Wednesday, May 28, 2008

On May 28

On this day in ...
... 1952, all adult women in Greece secured the right to vote in national elections; they would cast their 1st votes in parliamentary elections 4 years later. Though some women in Greece (flag at left) had been able to vote since 1934, suffrage had been limited to those who were literate and over 30 years of age.
... 1961, British attorney Peter Benenson published an essay entitled "The Forgotten Prisoners" in England's Observer. His account of prisoners of conscience -- in his words, "the several million people" who were "being imprisoned, tortured or executed because [their] opinions or religion are unacceptable to [their] government" -- led to the launching in Belgium next year of the nongovernmental organization Amnesty International.
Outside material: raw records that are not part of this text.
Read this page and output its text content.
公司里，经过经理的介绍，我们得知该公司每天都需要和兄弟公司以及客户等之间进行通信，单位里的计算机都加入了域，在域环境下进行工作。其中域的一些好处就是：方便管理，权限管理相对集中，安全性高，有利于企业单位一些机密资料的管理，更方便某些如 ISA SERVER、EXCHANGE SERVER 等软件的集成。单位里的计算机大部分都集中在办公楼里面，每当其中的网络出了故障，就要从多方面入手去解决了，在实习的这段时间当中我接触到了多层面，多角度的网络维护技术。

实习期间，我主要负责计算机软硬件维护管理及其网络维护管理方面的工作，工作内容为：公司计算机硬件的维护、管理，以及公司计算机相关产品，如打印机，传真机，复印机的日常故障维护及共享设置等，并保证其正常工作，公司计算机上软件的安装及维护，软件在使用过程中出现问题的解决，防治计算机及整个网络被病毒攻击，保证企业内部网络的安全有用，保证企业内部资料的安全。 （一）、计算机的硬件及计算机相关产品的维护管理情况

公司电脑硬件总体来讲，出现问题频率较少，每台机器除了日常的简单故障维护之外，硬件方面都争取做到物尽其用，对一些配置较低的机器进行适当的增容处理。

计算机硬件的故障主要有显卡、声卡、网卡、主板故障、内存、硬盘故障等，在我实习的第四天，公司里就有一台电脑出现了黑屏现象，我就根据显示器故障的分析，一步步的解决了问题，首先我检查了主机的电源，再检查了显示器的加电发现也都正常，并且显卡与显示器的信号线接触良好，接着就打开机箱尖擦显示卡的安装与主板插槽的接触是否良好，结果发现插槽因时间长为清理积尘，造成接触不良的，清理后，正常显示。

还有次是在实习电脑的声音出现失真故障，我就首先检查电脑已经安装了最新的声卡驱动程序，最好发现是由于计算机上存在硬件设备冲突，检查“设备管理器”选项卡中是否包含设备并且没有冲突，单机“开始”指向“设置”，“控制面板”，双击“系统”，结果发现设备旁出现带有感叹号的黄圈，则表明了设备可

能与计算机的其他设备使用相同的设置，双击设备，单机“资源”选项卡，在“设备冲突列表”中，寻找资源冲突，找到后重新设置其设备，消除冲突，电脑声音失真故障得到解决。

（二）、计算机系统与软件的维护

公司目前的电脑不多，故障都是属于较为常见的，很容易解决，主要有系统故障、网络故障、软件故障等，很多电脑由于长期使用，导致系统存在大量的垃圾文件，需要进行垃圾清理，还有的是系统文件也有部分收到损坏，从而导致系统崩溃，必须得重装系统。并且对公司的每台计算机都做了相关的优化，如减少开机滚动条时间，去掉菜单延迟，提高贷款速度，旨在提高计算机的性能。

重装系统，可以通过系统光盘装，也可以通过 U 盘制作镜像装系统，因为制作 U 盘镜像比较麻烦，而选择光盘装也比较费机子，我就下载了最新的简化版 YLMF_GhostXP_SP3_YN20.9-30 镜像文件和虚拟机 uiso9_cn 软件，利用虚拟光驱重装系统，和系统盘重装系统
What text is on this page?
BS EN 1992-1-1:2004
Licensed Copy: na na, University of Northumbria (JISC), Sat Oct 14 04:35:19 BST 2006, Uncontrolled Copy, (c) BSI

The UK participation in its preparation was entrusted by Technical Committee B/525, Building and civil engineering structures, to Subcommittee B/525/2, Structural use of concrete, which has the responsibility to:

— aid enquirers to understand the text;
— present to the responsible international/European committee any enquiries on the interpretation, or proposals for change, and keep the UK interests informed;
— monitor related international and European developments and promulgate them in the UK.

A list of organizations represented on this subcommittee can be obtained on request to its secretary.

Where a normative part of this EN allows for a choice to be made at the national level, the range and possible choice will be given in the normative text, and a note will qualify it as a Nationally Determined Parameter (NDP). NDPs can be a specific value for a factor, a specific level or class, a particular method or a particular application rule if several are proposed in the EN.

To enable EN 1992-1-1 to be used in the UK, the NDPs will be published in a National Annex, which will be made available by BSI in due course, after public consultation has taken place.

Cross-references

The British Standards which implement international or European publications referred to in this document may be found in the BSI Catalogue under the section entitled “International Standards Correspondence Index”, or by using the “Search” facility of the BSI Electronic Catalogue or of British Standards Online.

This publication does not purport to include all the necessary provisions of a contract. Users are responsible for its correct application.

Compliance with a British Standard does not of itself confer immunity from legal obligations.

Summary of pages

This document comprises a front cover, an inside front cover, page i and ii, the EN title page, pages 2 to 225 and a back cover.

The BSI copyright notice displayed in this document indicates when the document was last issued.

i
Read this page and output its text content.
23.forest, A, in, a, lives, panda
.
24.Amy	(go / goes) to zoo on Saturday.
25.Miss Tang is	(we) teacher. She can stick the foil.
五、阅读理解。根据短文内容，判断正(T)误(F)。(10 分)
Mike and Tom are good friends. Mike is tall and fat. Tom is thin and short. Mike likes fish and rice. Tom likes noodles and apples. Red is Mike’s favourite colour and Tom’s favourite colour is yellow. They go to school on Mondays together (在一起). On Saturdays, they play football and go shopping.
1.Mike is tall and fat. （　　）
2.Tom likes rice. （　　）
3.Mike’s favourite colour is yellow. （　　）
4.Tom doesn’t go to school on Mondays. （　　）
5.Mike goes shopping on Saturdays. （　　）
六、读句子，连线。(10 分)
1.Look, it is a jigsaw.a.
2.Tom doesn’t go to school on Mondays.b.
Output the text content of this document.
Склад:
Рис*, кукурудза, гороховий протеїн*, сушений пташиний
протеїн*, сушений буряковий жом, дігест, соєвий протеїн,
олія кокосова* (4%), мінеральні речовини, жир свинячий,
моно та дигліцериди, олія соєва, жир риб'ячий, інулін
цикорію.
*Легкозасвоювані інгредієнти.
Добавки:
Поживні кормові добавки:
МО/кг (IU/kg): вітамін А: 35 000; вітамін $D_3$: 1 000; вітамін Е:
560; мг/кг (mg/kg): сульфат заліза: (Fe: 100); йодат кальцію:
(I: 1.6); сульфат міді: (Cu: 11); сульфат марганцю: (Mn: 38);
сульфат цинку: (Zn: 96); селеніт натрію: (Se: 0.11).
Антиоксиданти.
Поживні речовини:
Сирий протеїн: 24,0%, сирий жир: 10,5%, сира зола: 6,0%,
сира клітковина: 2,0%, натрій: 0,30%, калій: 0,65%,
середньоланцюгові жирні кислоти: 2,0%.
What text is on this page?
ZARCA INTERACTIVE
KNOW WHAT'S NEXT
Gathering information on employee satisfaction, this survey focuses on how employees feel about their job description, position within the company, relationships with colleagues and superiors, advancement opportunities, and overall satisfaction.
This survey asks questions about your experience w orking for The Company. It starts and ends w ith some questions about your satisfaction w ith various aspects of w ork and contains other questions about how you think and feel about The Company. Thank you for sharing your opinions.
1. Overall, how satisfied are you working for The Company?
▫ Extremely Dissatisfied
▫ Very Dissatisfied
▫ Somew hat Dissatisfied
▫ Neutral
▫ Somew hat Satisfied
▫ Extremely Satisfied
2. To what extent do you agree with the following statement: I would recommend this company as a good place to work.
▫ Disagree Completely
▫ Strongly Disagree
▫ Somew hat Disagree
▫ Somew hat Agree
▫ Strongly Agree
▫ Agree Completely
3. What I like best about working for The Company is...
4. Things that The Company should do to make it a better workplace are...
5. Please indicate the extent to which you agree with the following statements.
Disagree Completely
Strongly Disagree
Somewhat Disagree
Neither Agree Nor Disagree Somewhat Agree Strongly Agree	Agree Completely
Thursday, September 6, 2007

On September 6, ...

...1974, in Zambia, leaders of Portugal and of the liberation front known as FRELIMO signed a treaty known as the Lusaka Agreement establishing Mozambique as an independent nation-state, and so ending more than 400 years of Portuguese colonial rule. This week Forbes magazine named Mozambican Prime Minister Luisa Diogo the 89th most powerful woman in the world.
... 1860, Jane Addams was born in Cedarville, Illinois, the 8th of 9 children in a family "with Quaker roots" who counted among its friends President Abraham Lincoln, who'd served in the Illinois Senate with Addams' father. "Lincoln's creed of the equality of men became Miss Addams's ideal as a child," the New York Times wrote on the occasion of her death in 1935. It must be supposed that a contemporary reporter would insert "and women" after "men," given this passage from her 1931 Nobel Peace Prize biography:
Jane Addams was an ardent feminist by philosophy. In those days before women's suffrage she believed that women should make their voices heard in legislation and therefore should have the right to vote, but more comprehensively, she thought that women should generate aspirations and search out opportunities to realize them.
The opportunity that she seized was founding of Hull-House, a "settlement house" where Chicago's poor were given access to health care, job leads, education, exercise, and the arts. Over time Addams became active in civic and pacifist movements at home and abroad. She spoke at the 1913 ceremony opening the Peace Palace at The Hague, for instance, and served as President of the Women's International League for Peace and Freedom established there 2 years later. Because of her opposition to World War I, the Daughters of the American Revolution expelled Addams from its ranks. Addams' memoir Twenty Years at Hull-House (1910) is an inspiration. (photo of Addams, holding a peace banner at right, with a flag-holding woman believed to be Mary McDowell, courtesy of Library of Congress.)

Saturday, June 23, 2007

On June 23, ...

... 1888, at the Republican National Convention in Chicago, Frederick Douglass (right), the abolitionist and women's suffragist who had escaped slavery in 1838 and written and spoken out about his experiences ever since, became the 1st American of African ancestry proposed for nomination as President of the United States. Benjamin Harrison would win the GOP nomination 2 days later; soon after his election, Harrison named Douglass U.S. minister to Haiti. (For an excellent analysis of Douglass' transformative midcentury journey to famine-struck Ireland, see Peter D. O'Neill, “Frederick Douglass and the Irish,” 5 Foilsiú 57 (2006) (available here).
... 1894, the International Olympic Committee, an international, nonprofit, nongovernmental organization, was founded as a means to revive the famed athletic games of ancient Greece.

Saturday, April 21, 2007

On April 21, ...

... 1926, Queen Elizabeth II of England was born Elizabeth Alexandra Mary Windsor. She became queen in 1952 after the death of her father, King George VI.
... 1944, Article 17 of the Ordonnance portant organisation des pouvoirs publics en France après la Libération, declared French women eligible to vote "under the same conditions as men." It was the culmination of a suffrage movement that dated not just to the early 1900s (see photo), but all the way back to the late 1700s, when its leaders included Olympe de Gouges, namesake of IntLawGrrl Hélène Ruiz Fabri. Tomorrow, as "Anna Koransky" [IntLawGrrl Naomi Norberg] explained here, women and men in France will go to the polls for the 1st round of this year's Presidential election, in which, for the 1st time, a woman is among the leading candidates.

Tuesday, March 13, 2007

On March 13, ...

... 1906, 86-year-old Susan B. Anthony, whose wide-ranging political activism included leadership in the International Woman Suffrage Alliance, died at her Rochester, N.Y., home.
... 1925, the Tennessee Legislature made it a crime "to teach any theory that denies the story of the Divine Creation of man as taught in the Bible, and to teach instead that man has descended from a lower order of animals." The trial of schoolteacher John Scopes soon followed; 2 years later the state supreme court overturned Scopes' conviction on a technicality. Defending him was famed trial lawyer Clarence Darrow, who would die on March 13, 1938, the 13th anniversary of this law's enactment.